Women reporters have been among the victims of the violence by armed groups in Iraq. Atwar Bahjat of the Al-Arabiya TV station was killed after being abducted with her crew while covering the aftermath of the bombing of a Shiite shrine in Samarra in February 2006. Unusually in Iraq, her murderer was caught and sentenced to death a few months later.

Reem Zeid of another Iraqi television station, Sumariya TV, was kidnapped together with a colleague, Marwan Khazaal, 13 months ago, on 1 February 2006. We have had no news of her since then. In all, eight women, including six foreign reporters, have been taken hostage in Iraq since the start of the war in March 2003. One, Iraqi news presenter Raeda Wazzan, was executed by her captors.

In Lebanon, LBC television star presenter May Chidiac was badly wounded and maimed by a bomb in September 2005. She went back to work after 10 months of treatment and rehabilitation.

Seven women in jail

A total of seven women journalists are currently in prison worldwide. They are Munusamy Parameshawary ( Sri Lanka ), Saidia Ahmed ( Eritrea ), Serkalem Fassil ( Ethiopia ), Rabiaa Abdul Wahab ( Iraq ), Umida Niyazova ( Uzbekistan ), Agnes Uwimana Nkusi ( Rwanda ) and Tatiana Mukakibibi ( Rwanda ). All are being held in connection with their work.

The publisher of three weeklies, Fassil was arrested in November 2005 along with her husband, who is also a journalist. She was pregnant at the time and gave birth to a baby boy in her cell last June. After keeping the baby with her for six months, she entrusted him to a relative and now rarely sees him.

Mukakibibi has been in prison for longer than any other woman journalist.
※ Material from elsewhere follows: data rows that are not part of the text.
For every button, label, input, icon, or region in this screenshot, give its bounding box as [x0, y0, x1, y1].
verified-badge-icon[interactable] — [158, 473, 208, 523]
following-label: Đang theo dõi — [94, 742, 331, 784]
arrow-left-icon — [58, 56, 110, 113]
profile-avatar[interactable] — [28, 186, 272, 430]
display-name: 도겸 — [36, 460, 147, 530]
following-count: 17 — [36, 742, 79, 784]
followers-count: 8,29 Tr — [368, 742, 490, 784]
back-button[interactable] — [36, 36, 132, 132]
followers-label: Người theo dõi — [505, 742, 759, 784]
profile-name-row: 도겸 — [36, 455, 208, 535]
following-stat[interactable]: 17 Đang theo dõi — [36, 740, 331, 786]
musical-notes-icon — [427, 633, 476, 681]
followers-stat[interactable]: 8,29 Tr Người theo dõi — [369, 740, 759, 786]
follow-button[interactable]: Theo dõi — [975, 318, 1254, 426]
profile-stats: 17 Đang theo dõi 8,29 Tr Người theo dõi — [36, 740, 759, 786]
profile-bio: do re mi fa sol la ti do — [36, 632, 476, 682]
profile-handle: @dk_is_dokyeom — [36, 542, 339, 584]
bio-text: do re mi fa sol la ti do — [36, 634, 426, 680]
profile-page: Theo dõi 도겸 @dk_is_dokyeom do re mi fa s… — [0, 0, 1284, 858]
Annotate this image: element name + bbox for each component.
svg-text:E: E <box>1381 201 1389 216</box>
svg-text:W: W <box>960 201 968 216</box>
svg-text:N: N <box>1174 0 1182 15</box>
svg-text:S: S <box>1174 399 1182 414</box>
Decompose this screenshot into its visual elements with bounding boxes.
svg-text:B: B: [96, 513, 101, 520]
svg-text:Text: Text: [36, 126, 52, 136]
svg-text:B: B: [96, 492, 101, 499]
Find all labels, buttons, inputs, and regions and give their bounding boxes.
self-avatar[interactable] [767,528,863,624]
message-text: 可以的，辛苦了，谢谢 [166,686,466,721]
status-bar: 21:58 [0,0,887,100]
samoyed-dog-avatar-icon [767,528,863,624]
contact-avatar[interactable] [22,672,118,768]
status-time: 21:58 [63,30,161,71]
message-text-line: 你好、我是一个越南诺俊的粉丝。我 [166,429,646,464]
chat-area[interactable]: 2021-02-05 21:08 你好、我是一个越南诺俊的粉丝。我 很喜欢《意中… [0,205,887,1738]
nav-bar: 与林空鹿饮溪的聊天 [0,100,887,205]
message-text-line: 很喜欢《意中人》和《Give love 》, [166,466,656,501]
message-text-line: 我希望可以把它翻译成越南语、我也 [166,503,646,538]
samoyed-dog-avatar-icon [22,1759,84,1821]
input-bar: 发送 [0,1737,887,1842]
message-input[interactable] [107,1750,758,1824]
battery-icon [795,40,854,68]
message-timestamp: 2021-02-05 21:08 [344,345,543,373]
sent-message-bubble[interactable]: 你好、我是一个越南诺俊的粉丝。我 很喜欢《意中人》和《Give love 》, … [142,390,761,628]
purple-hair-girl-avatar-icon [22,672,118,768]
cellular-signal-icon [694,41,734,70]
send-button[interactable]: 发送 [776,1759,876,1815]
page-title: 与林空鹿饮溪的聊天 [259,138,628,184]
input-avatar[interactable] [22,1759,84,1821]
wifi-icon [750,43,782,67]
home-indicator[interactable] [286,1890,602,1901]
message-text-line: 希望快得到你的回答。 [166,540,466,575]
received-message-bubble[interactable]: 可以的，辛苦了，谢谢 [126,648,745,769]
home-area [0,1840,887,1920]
Arrested in 1996, she is still awaiting trial. She is being held in a municipal prison in Gitarama, south of the Rwandan capital, where she continues to insist on her innocence and to demand justice.

Press freedom activists

Reporters Without Borders would also like to salute the courage of women involved in the fight for press freedom. Sihem Bensedrine in Tunisia, Tadjigul Begmedova in Turkmenistan, Rozlana Taukina in Kazakhstan, Zhanna Litvina in Belarus and Sayda Kilani in Jordan are some of the women who run NGOs dedicated to defending freedom of the press.

They wage their fight in especially difficult conditions, having to deal with harassment from the authorities and intimidation from sectors that often target journalists and their defenders. To escape reprisals, they are often forced to seek refuge abroad.

This brief survey would not be complete without referring to women bloggers, these new free expression activists who use the Internet to escape censorship. There are many of them in Iran, where the Ahmadinejad government cracks down on feminist movements. About 20 were recently arrested in Tehran while demonstrating for women’s rights. In Saudi Arabia , the authorities block access to an anonymous blog by a young woman calling herself Saudi Eve, who relates her love life and talks freely about religion.

We cannot forget the situation in Afghanistan, either. There, conservatives think there are too many women on the local TV stations and want to have a law that will, among other things, ask women journalists to respect “religious dress codes.”